Odio ripetere le stesse cose, ma questa demo catturò la mia viziata attenzione, benché fosse molto breve e soprattutto lasciasse diversi dubbi sulle poche meccaniche mostrate. Recentemente ho acquistato Suzerain ed è tempo di dare un giudizio completo.

Se voi avete letto i miei articoli, ben sapete che il mio giudizio arriva alla fine dell’articolo, dopo la descrizione delle caratteristiche del gioco, varie riflessioni personali e diversi aneddoti, questi ultimi per la maggior parte composti da semplici fantasie o peggio da delusioni psicotiche.

Questa volta no.

Suzerain è un titolo piuttosto originale, ben fatto, destinato a un ampissimo pubblico grazie a una semplice interfaccia e a un’ottima scrittura.

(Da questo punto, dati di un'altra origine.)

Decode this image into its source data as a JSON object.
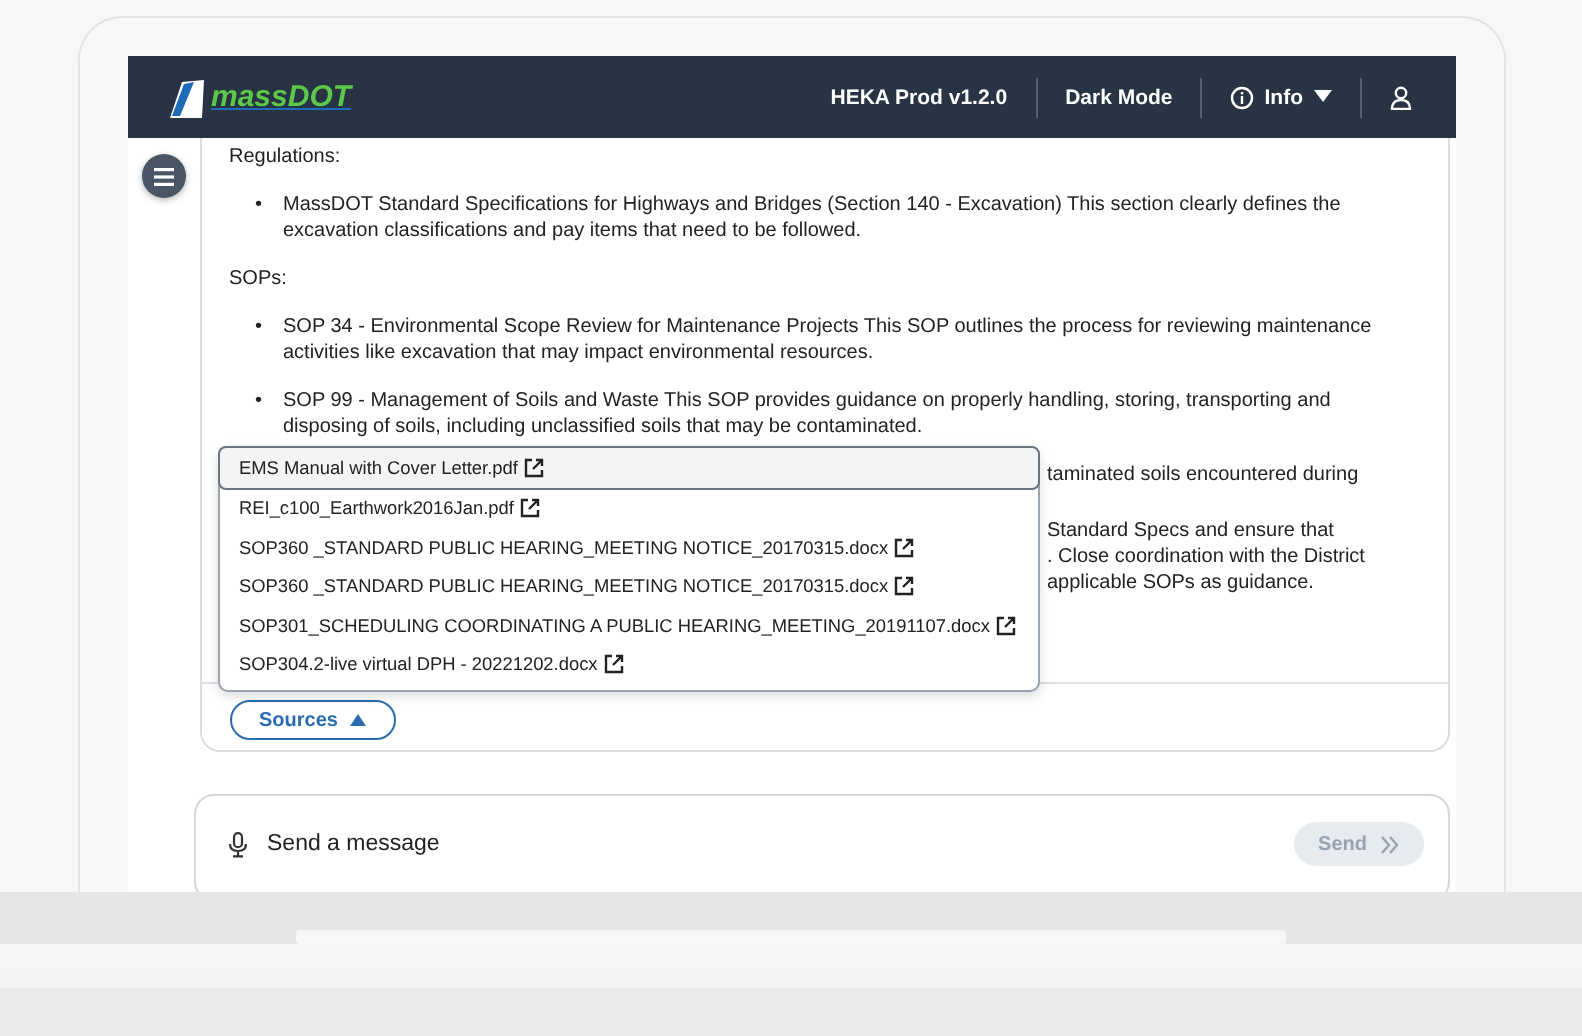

Mio consiglio spassionato è quello di fare sessioni brevi e di utilizzare un blocco per gli appunti o di sfruttare quello virtuale del gioco, perché ci sono tantissime informazioni da memorizzare. Una lunga sessione, spinta dall’entusiasmo e dalla semplice interfaccia di gioco, potrebbe farvi cadere in errori di calcolo politico e narrativo, con conseguenze devastanti.

Ah, dimenticavo una cosa. Devo rimangiarmi una cosa detta nell’articolo dedicato alla demo.

Suzerain non è un simulatore di governo.

Un presidente che non è un presidente

Questa affermazione nasce dalla riflessione su diversi articoli pubblicati su Frequenza Critica, in particolare il lunghissimo speciale in sette parti del nostro invincibile Dama, intitolato “Per una tassonomia videoludica intelligente” e quello in due parti di Francesco Toniolo intitolato “Una leva per spostare il mondo”. Vi rimando alla lettura di tali articoli e vi anticipo che Suzerain ha pochissimo in comune con i simulatori di governo della generazione precedente, come Shadow President o Democracy.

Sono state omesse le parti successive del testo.